Economic development forum: Town invites fresh ideas

How to encourage economic development in town? The Wilton Economic Development Commission has turned to crowdsourcing. In other words, members of the community — residents, businesspeople, employees — are invited to share their ideas.
Send them to, and the three best will be presented at a community forum on Thursday, Oct. 15, 7:30 p.m., in the Brubeck Room at Wilton Library, sponsored by the commission. All are invited to attend,.
The three “best, most interesting or unique” ideas will be selected by a panel of commissioners and other town officials for presentation and discussion at the forum.
Submissions are due by Oct. 9. The authors of the three selected ideas will be contacted in advance so they may prepare their presentations.
“We want to gather your ideas,” said Commissioner David Clune. “Maybe this is the way to get the momentum to have a few of them considered on a formal basis by the town.”
A submission should consist of a brief description of the idea not greater than 500 words, along with any supplementary PowerPoint presentations, pictures and/or videos.
For individuals whose ideas are selected, presentations should be five to seven minutes long.
“We’re hoping that we get a lot of ideas from people who live in town, work in town, have a business in town or are considering moving or relocating here, and we hope this sparks a conversation about what the town can do to further economic development moving forward,” Clune said.
After the forum, there will be coffee and dessert and those in attendance will have the opportunity to meet one another and talk with commissioners.
About the commission
The commission was formed in 2012, charged with furthering the development side of the town plan of conservation and development. One of its first efforts was to create and publish an economic development website, which is now live at
Having done that, Clune said, the commission is now looking to reach out to the community.
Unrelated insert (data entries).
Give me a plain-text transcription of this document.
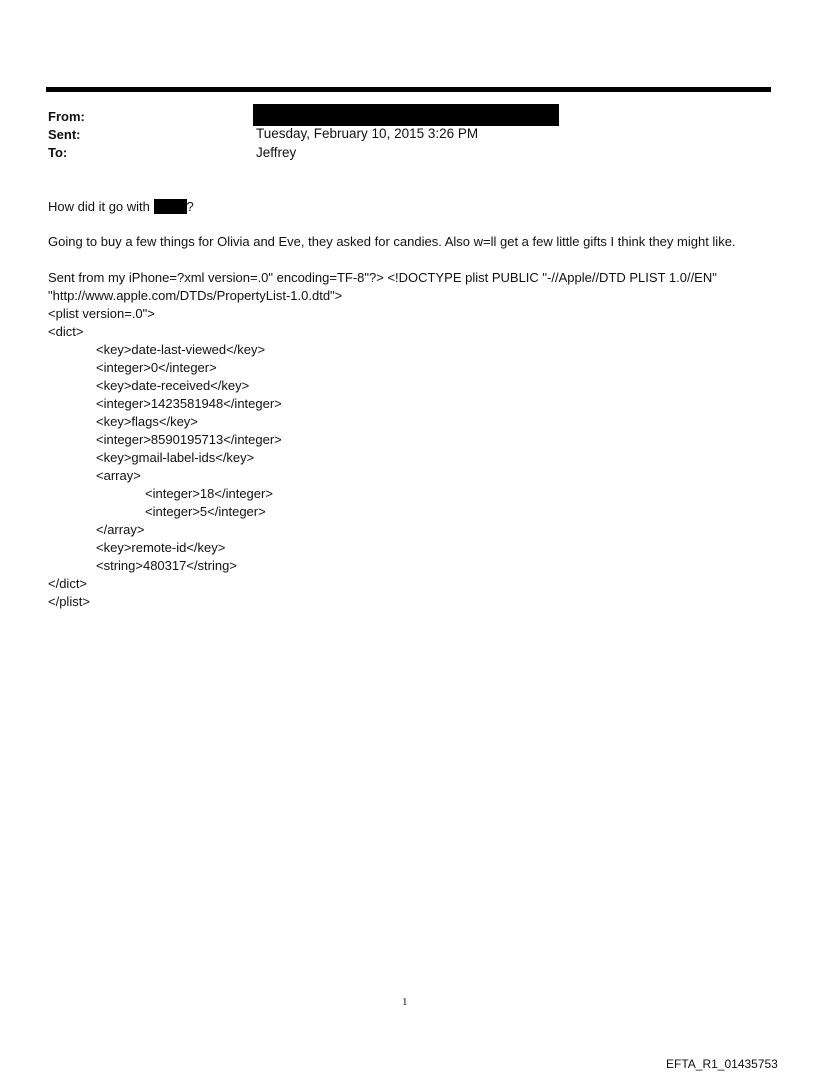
From:
Sent:	Tuesday, February 10, 2015 3:26 PM
To:	Jeffrey
How did it go with	?
Going to buy a few things for Olivia and Eve, they asked for candies. Also w=ll get a few little gifts I think they might like.
Sent from my iPhone=?xml version=.0" encoding=TF-8"?> <!DOCTYPE plist PUBLIC "-//Apple//DTD PLIST 1.0//EN"
"http://www.apple.com/DTDs/PropertyList-1.0.dtd">
<plist version=.0">
<dict>
<key>date-last-viewed</key>
<integer>0</integer>
<key>date-received</key>
<integer>1423581948</integer>
<key>flags</key>
<integer>8590195713</integer>
<key>gmail-label-ids</key>
<array>
<integer>18</integer>
<integer>5</integer>
</array>
<key>remote-id</key>
<string>480317</string>
</dict>
</plist>
1
EFTA_R1_01435753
“This is the first time we’ve ever done this,” said Clune. “We’re still a new commission, but we think this will be a good way to engage people, get some ideas, and figure out what the general sense in the town is. This is the first step in a bigger process.”
He added that the commission will be watching for themes that could potentially come through in the idea submissions, and he pointed out that even though most of the submissions won’t be selected for presentation, if a large number express the same line of thought, the commission will allow that line of thought to inform its strategic plan for the future of economic development in Wilton.